Starting from one of the other states $i$, define the probability to go from $i$ to $j$ to be the exact probability that the original process would go from the center of the $i$th interval to anywhere in the $j$th interval.
Then the transition probabilities are given as
\begin{align} p_{i,j} & =F \left ( \frac{j}{n} - \frac{2i-1}{2n} \right ) - F \left ( \frac{j-1}{n} - \frac{2i-1}{2n} \right ) \quad i,j=1,2,\dots,n \\ p_{i,0} & = F \left ( -\frac{2i-1}{2n} \right ) \quad i=1,2,\dots,n \\ p_{i,n+1} & = 1-F \left ( 1-\frac{2i-1}{2n} \right ) \quad i=1,2,\dots,n \end{align}
where $F(x)=\Phi(x/\sigma)$.
Finally, consider $u_i$ to be the probability to hit state $0$ before state $n+1$ starting from state $i$, and assemble the $p_{i,j}$ into a $(n+2) \times (n+2)$ matrix $P$. Then the desired system of equations reads
\begin{align} (Pu)_i - u_i & = 0 \quad i=1,2,\dots,n \\ u_0 & = 1 \\ u_{n+1} & = 0. \end{align}
You can then construct an approximate solution to the original problem by e.g. linear interpolation.

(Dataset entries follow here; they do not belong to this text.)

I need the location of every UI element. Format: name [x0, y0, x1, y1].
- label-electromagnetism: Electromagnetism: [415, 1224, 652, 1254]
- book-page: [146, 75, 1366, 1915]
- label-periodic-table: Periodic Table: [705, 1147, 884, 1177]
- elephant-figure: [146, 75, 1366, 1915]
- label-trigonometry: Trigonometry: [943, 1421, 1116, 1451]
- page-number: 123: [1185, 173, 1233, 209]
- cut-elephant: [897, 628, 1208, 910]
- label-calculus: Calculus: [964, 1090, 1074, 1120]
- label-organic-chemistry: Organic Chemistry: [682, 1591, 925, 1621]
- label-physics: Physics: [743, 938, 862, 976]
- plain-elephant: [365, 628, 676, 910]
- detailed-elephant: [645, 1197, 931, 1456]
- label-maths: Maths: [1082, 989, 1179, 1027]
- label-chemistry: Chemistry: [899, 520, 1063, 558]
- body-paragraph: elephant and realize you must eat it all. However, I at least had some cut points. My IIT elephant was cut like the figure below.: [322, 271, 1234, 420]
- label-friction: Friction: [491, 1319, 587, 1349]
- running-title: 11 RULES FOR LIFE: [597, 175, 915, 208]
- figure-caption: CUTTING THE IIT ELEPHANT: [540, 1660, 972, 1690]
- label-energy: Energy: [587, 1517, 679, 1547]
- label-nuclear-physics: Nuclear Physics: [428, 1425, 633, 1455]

Interestingly, these numerics show a discontinuity at the boundaries, which actually makes sense: no matter how close you get to the boundary, there is a chance, however small, that you will instantly jump past the other boundary in the very next step. This goes to zero as $\sigma \to 0$ of course, and is already very small as soon as $\sigma$ is say $1/3$, but still, it is there as long as $\sigma>0$.